Pulling off a livestream isn’t simple. It involves taking a feed, ensuring it works on devices such as Xbox or Roku, encrypting it, inserting ads, then handing it off to a third party for delivery to an internet provider -- all in real time. A crash means viewers will miss a thrilling touchdown or buzzer-beater.

“There’s no room for error,” Babic said.

Unconventional Path

IStreamPlanet right now powers the livestreams of Turner’s NBA playoffs and the March Madness tournament, as well as the apps for CNN, TNT and TBS. It provided the back-end for NBC’s online Olympics coverage and does the same for Hulu’s new live-TV service.

With customization, it’ll be behind the hundreds of versions of channels like Cartoon Network and truTV the company will have to make, and will serve different ads in each one.

Babic took an unconventional path to one of the world’s largest media companies. Born in what’s now Croatia, he left in 1995 to escape a civil war he was certain he wouldn’t survive. “Being 6-foot-8, you make a very good sniper target,” he said, half in jest. He arrived in the U.S. in 1995 with two duffel bags and $276. He’d been playing basketball since he was 12 and scouts at Montana State University recruited him after stumbling on clips of his games.
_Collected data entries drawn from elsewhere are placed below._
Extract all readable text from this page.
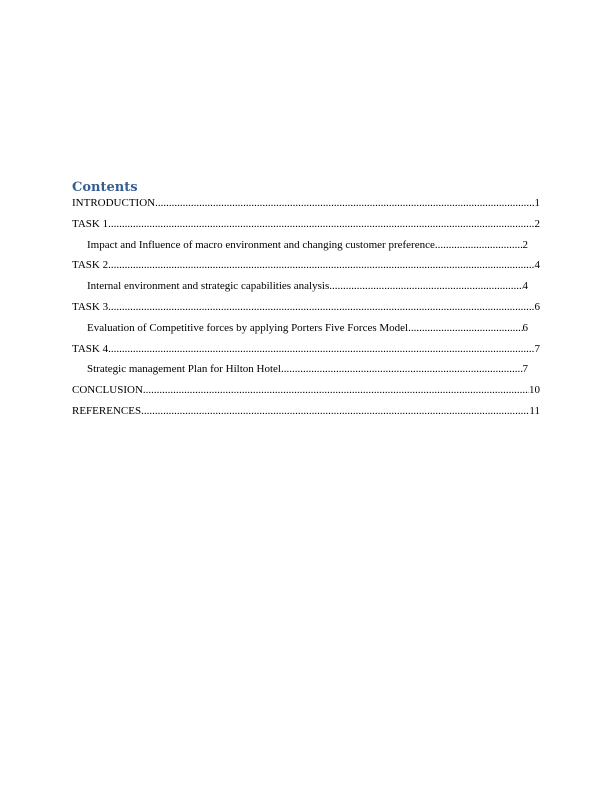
Contents
INTRODUCTION .....	1
TASK 1 .....	2
Impact and Influence of macro environment and changing customer preference .....	2
TASK 2 .....	4
Internal environment and strategic capabilities analysis .....	4
TASK 3 .....	6
Evaluation of Competitive forces by applying Porters Five Forces Model .....	6
TASK 4 .....	7
Strategic management Plan for Hilton Hotel .....	7
CONCLUSION .....	10
REFERENCES .....	11
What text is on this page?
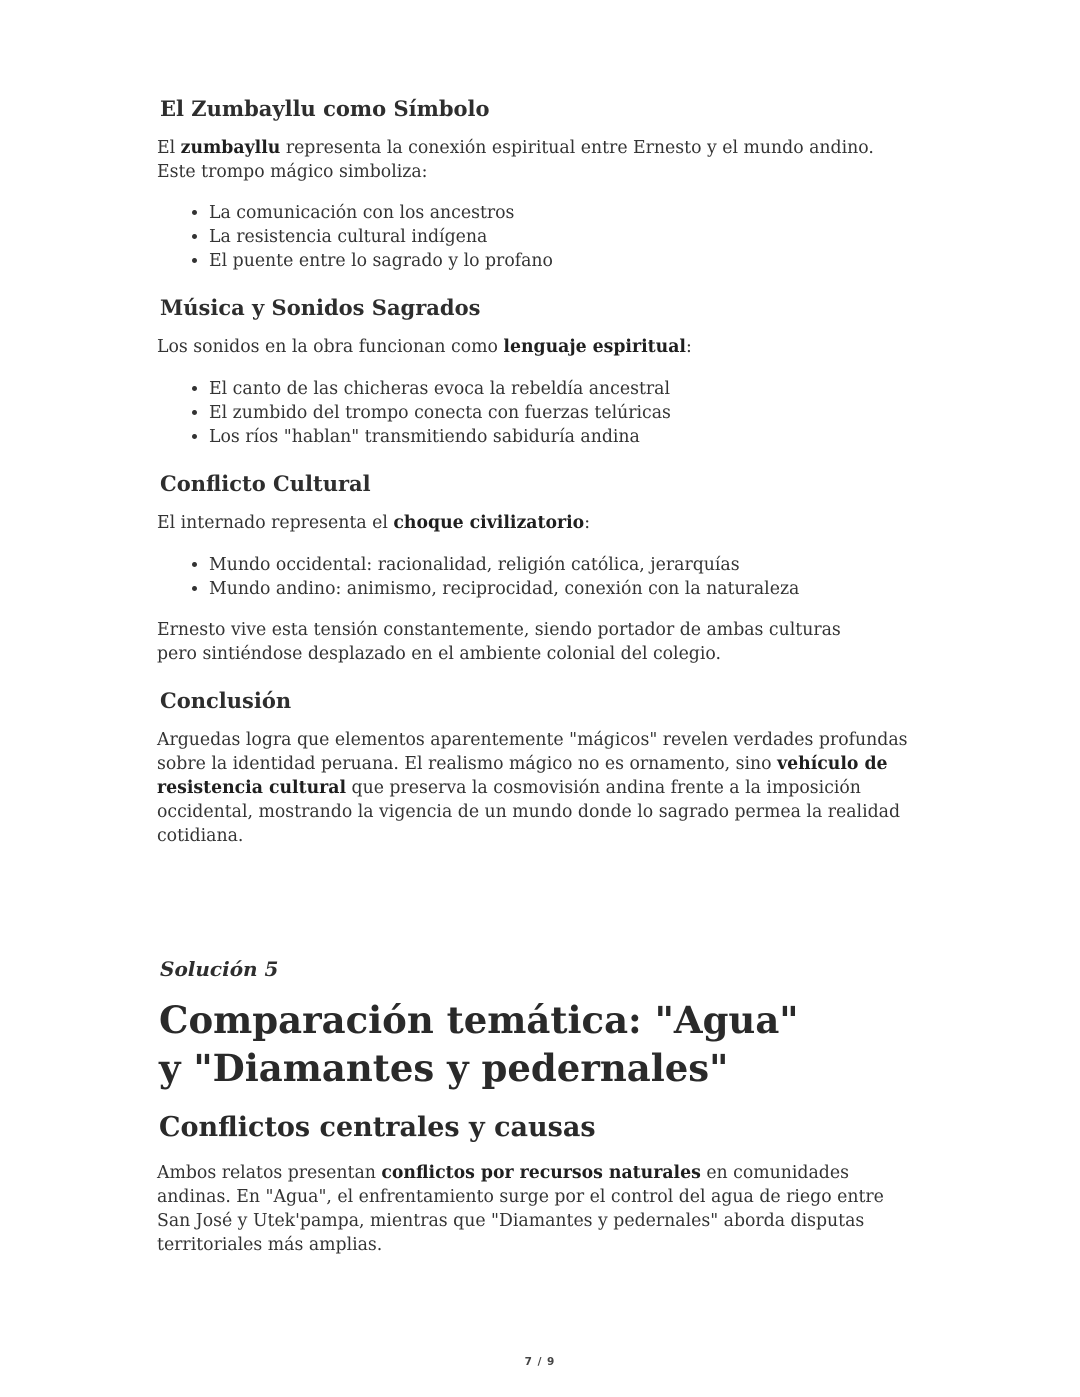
El Zumbayllu como Símbolo

El zumbayllu representa la conexión espiritual entre Ernesto y el mundo andino. Este trompo mágico simboliza:

• La comunicación con los ancestros
• La resistencia cultural indígena
• El puente entre lo sagrado y lo profano
Música y Sonidos Sagrados

Los sonidos en la obra funcionan como lenguaje espiritual:

• El canto de las chicheras evoca la rebeldía ancestral
• El zumbido del trompo conecta con fuerzas telúricas
• Los ríos "hablan" transmitiendo sabiduría andina
Conflicto Cultural

El internado representa el choque civilizatorio:

• Mundo occidental: racionalidad, religión católica, jerarquías
• Mundo andino: animismo, reciprocidad, conexión con la naturaleza

Ernesto vive esta tensión constantemente, siendo portador de ambas culturas pero sintiéndose desplazado en el ambiente colonial del colegio.

Conclusión

Arguedas logra que elementos aparentemente "mágicos" revelen verdades profundas sobre la identidad peruana. El realismo mágico no es ornamento, sino vehículo de resistencia cultural que preserva la cosmovisión andina frente a la imposición occidental, mostrando la vigencia de un mundo donde lo sagrado permea la realidad cotidiana.

Solución 5
Comparación temática: "Agua" y "Diamantes y pedernales"
Conflictos centrales y causas

Ambos relatos presentan conflictos por recursos naturales en comunidades andinas. En "Agua", el enfrentamiento surge por el control del agua de riego entre San José y Utek'pampa, mientras que "Diamantes y pedernales" aborda disputas territoriales más amplias.

7 / 9
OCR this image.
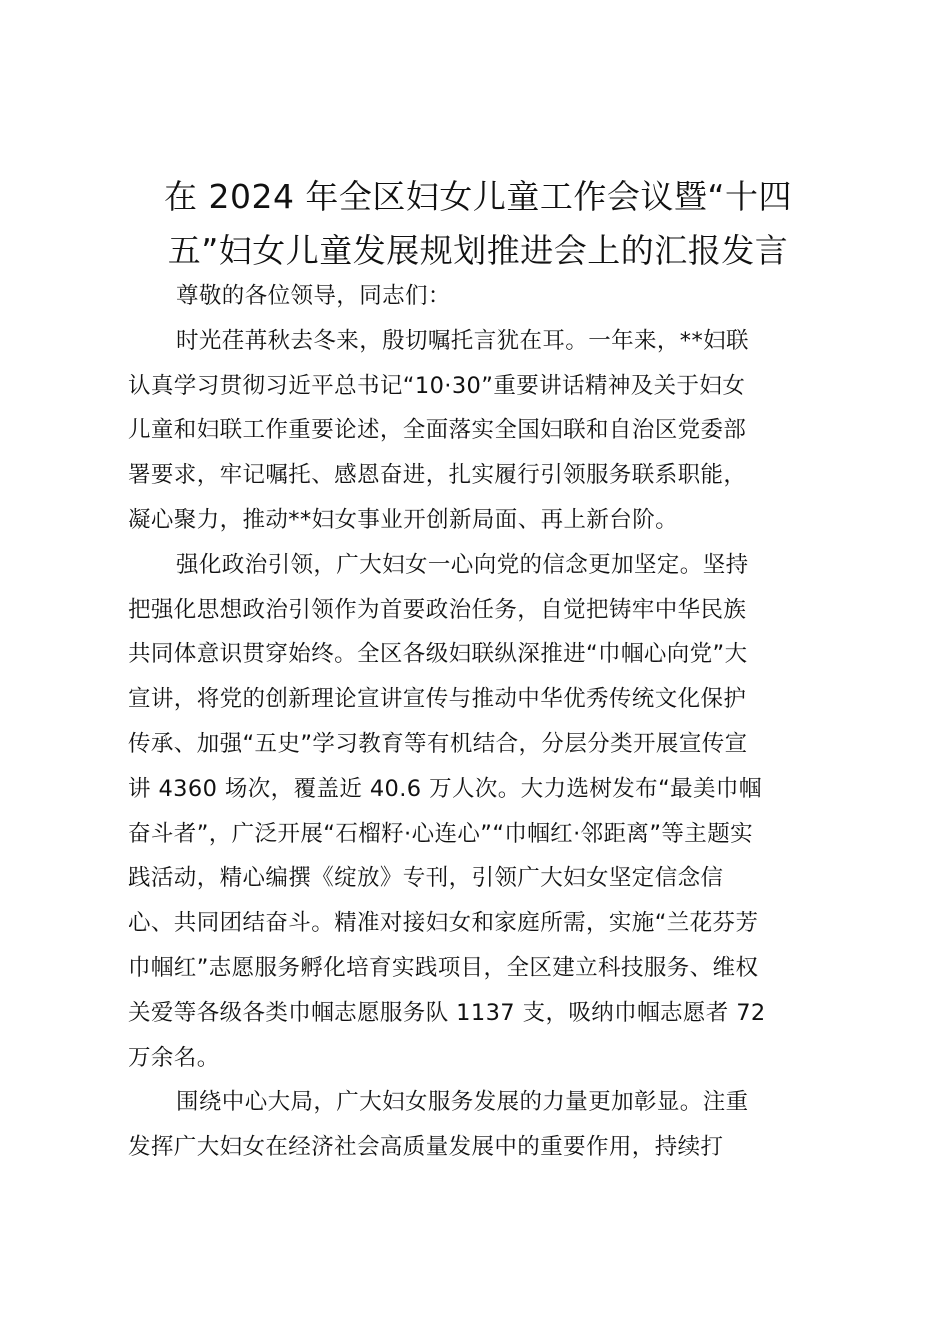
在 2024 年全区妇女儿童工作会议暨“十四
五”妇女儿童发展规划推进会上的汇报发言

尊敬的各位领导，同志们：

时光荏苒秋去冬来，殷切嘱托言犹在耳。一年来，**妇联
认真学习贯彻习近平总书记“10·30”重要讲话精神及关于妇女
儿童和妇联工作重要论述，全面落实全国妇联和自治区党委部
署要求，牢记嘱托、感恩奋进，扎实履行引领服务联系职能，
凝心聚力，推动**妇女事业开创新局面、再上新台阶。

强化政治引领，广大妇女一心向党的信念更加坚定。坚持
把强化思想政治引领作为首要政治任务，自觉把铸牢中华民族
共同体意识贯穿始终。全区各级妇联纵深推进“巾帼心向党”大
宣讲，将党的创新理论宣讲宣传与推动中华优秀传统文化保护
传承、加强“五史”学习教育等有机结合，分层分类开展宣传宣
讲 4360 场次，覆盖近 40.6 万人次。大力选树发布“最美巾帼
奋斗者”，广泛开展“石榴籽·心连心”“巾帼红·邻距离”等主题实
践活动，精心编撰《绽放》专刊，引领广大妇女坚定信念信
心、共同团结奋斗。精准对接妇女和家庭所需，实施“兰花芬芳
巾帼红”志愿服务孵化培育实践项目，全区建立科技服务、维权
关爱等各级各类巾帼志愿服务队 1137 支，吸纳巾帼志愿者 72
万余名。

围绕中心大局，广大妇女服务发展的力量更加彰显。注重
发挥广大妇女在经济社会高质量发展中的重要作用，持续打
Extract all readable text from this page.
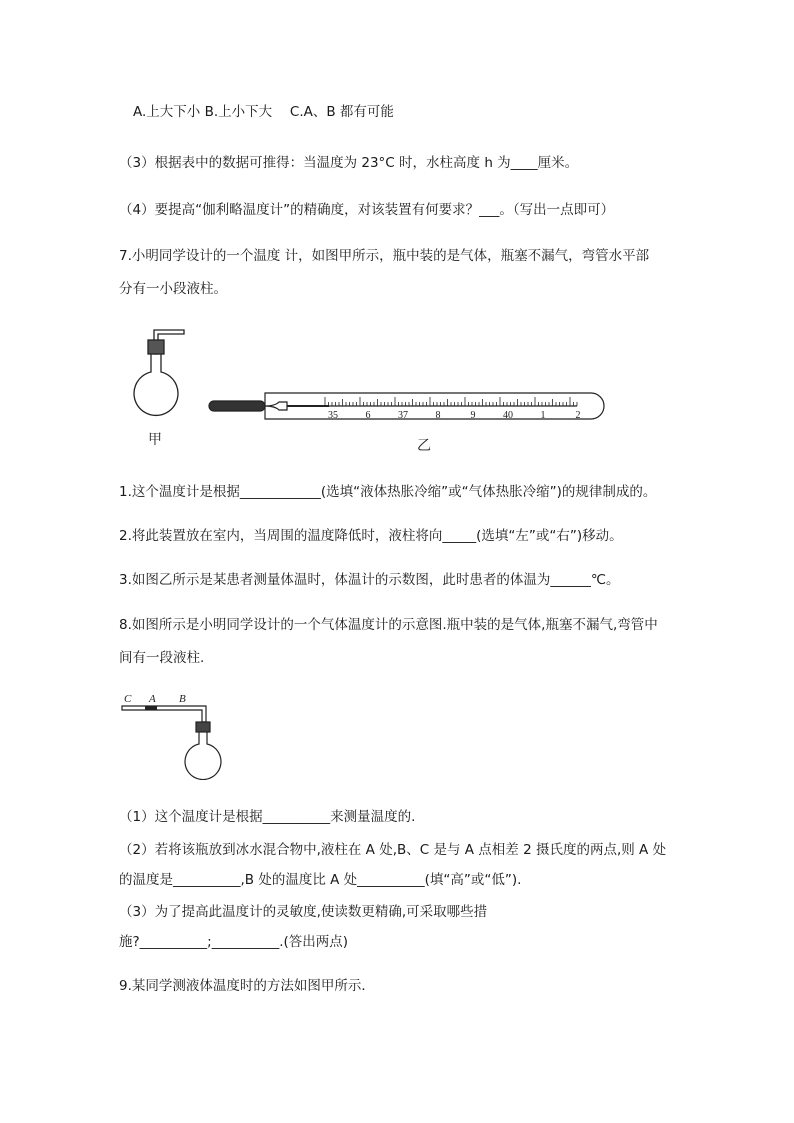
A.上大下小 B.上小下大　 C.A、B 都有可能
（3）根据表中的数据可推得：当温度为 23°C 时，水柱高度 h 为____厘米。
（4）要提高“伽利略温度计”的精确度，对该装置有何要求？___。（写出一点即可）
7.小明同学设计的一个温度 计，如图甲所示，瓶中装的是气体，瓶塞不漏气，弯管水平部
分有一小段液柱。
甲
35	6	37	8	9	40	1	2
乙
1.这个温度计是根据____________(选填“液体热胀冷缩”或“气体热胀冷缩”)的规律制成的。
2.将此装置放在室内，当周围的温度降低时，液柱将向_____(选填“左”或“右”)移动。
3.如图乙所示是某患者测量体温时，体温计的示数图，此时患者的体温为______℃。
8.如图所示是小明同学设计的一个气体温度计的示意图.瓶中装的是气体,瓶塞不漏气,弯管中
间有一段液柱.
C A B
（1）这个温度计是根据__________来测量温度的.
（2）若将该瓶放到冰水混合物中,液柱在 A 处,B、C 是与 A 点相差 2 摄氏度的两点,则 A 处
的温度是__________,B 处的温度比 A 处__________(填“高”或“低”).
（3）为了提高此温度计的灵敏度,使读数更精确,可采取哪些措
施?__________;__________.(答出两点)
9.某同学测液体温度时的方法如图甲所示．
After college, he played professionally in China and Japan until his knees gave out. So he taught himself how to code and read books on business leaders like John D. Rockefeller, Bill Gates and Andrew Carnegie. Then he landed a job at the Little White Wedding Chapel on the Vegas Strip, webcasting more than 1,000 ceremonies in a year, mostly for overseas relatives.

‘Very Focused’

Babic, who became a U.S. citizen in 2009, founded iStreamPlanet at the height of the dot-com bubble. Back then, there were about 100 companies doing similar things, according to Dan Rayburn, an analyst at Frost & Sullivan who has co-authored books on the streaming-media industry. After the bubble burst, 90 percent of them shut down because they couldn’t raise money, but Babic’s company survived partly because it didn’t stretch by expanding into too many new areas, Rayburn said. “They’re very good at what they do and very focused.”

Eventually, Babic talked his way into providing webcasts for Las Vegas Convention Center vendors. That led to work for Microsoft Corp., which was helping NBC provide the first livestreams of the Super Bowl and the Olympics. IStreamPlanet has about 90 employees in Seattle and Las Vegas.

When he left the former Yugoslavia, all Babic knew was that he wanted a different future from the childhood friends who joined gangs or the army. He got it. “Eighty percent of the guys I went to school with are dead,” he said. “I have the greatest job in the world because I don’t have to pick up a gun and shoot somebody.”